Banchine e depositi funzionali alle operazioni e ai servizi portuali: l’Imu non è veramente dovuta?

A cura di Asla - l'Associazione degli Studi Legali Associati

di Massimo Campailla*

Bologna - A partire dal gennaio del 2020 - in forza dell’articolo 1, comma 578, della legge del 27 dicembre 2017, n. 205- le banchine e le aree scoperte dei porti adibite alle operazioni e ai servizi portuali, nonché quelle adibite al servizio passeggeri (compresi i croceristi), di competenza delle Autorità di sistema portuale e le connesse infrastrutture stradali e ferroviarie, i depositi ivi ubicati strettamente funzionali alle predette operazioni e servizi, vanno censiti nella categoria E/1, anche se affidati in concessione a privati. La novella merita particolare attenzione dal momento che immediata conseguenza di tale classamento in categoria E/1 è la non debenza dell’IMU sui predetti immobili. Si tratta, dunque, di una norma potenzialmente idonea a porre fine ai numerosissimi contenziosi che, oramai da oltre un decennio, interessano i porti italiani con riferimento ai criteri di accatastamento dei magazzini demaniali e la conseguente debenza dell’IMU da parte dei concessionari.
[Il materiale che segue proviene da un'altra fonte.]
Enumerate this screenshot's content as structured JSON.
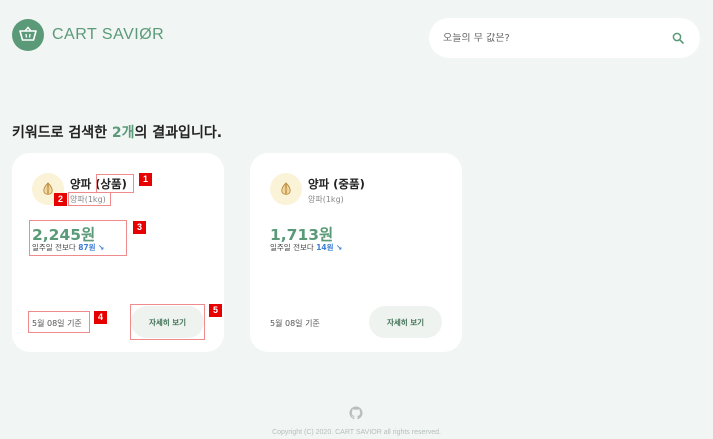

Sebbene la norma appaia chiara nello stabilire i requisiti necessari per il classamento in categoria E/1, sono già sorti i primi contenziosi contro l’Agenzia delle Entrate: da alcune settimane, infatti, appena cessata la sospensione - disposta a causa della pandemia- delle notifiche degli atti impositivi, numerosi concessionari portuali sono stati destinatari di avvisi di accertamento e rettifica del classamento, con cui l’Ufficio ha contestato il censimento in categoria E/1 degli immobili, richiesto nel corso del 2019 in applicazione del già ricordato art. 1, comma 578, della legge n. 205/2017. In alcuni casi, l’Ufficio ha eccepito la mancanza del requisito di “stretta funzionalità” dei depositi, requisito che in realtà è ritenuto ex lege sussistente in presenza di autorizzazione alle operazioni e ai servizi portuali rilasciata dalla competente Autorità di sistema portuale ai sensi dell’articolo 16, comma 3, della legge n. 84 del 1994.

Il mancato riconoscimento della categoria E/1 deriverebbe - nella ricostruzione dell’Ufficio - dalla non coincidenza tra il soggetto che ha la disponibilità del magazzino e quello al quale è affidato, al suo interno, lo svolgimento delle operazioni portuali ex art. 16 L. 84/94. In altri casi, ancora, la proposta di revisione del classamento in categoria E/1 dell’intero immobile non è stata accolta, in quanto all’interno dei magazzini riclassificati in E/1 sarebbero presenti anche alcuni uffici: in particolare, in taluni casi l’Agenzia ha respinto la richiesta di aggiornamento catastale avente ad oggetto l’intero magazzino di stoccaggio per il solo fatto che nella particella catastale fossero altresì presenti due (minimi) locali indicati come uffici, ai quali l’Agenzia delle Entrate ha attribuito autonomia funzionale e reddituale. In ulteriori ipotesi l’Agenzia ha provveduto alla rettifica del classamento ravvisando autonomia funzionale e reddituale dei magazzini portuali in concessione ex art. 18 L. 84/94 in quanto asseritamente slegati dai terminal e perciò considerati non strettamente funzionali all’attività di movimentazione delle merci. Si tratta, di certo, solo di alcune delle più svariate interpretazioni cui la norma, in questi primi mesi di vigenza, è stata sottoposta dall’Agenzia delle Entrate.

Tali interpretazioni vanificano in parte le aspettative di chi (giustamente) riteneva che l’importante novità legislativa introdotta con la L. 205/2017 avrebbe posto fine agli annosi contenziosi sull’accatastabilità in E/1 dei terminal e dei magazzini portuali. A questo punto non resta, ancora una volta, che attendere il consolidarsi di un nuovo orientamento giurisprudenziale che chiarisca quali debbano essere i presupposti - ad avviso dello scrivente invero già inequivoci - che gli immobili portuali debbono possedere per potere essere accatastati in E/1. Si tratta di un contesto potenzialmente foriero di pregiudizi per gli operatori portuali che, nuovamente, potrebbero vedersi costretti ad intraprendere dei gravosi e lunghi contenziosi in pendenza dei quali permarrebbe l’alea della debenza o meno dell’IMU sugli immobili in concessione.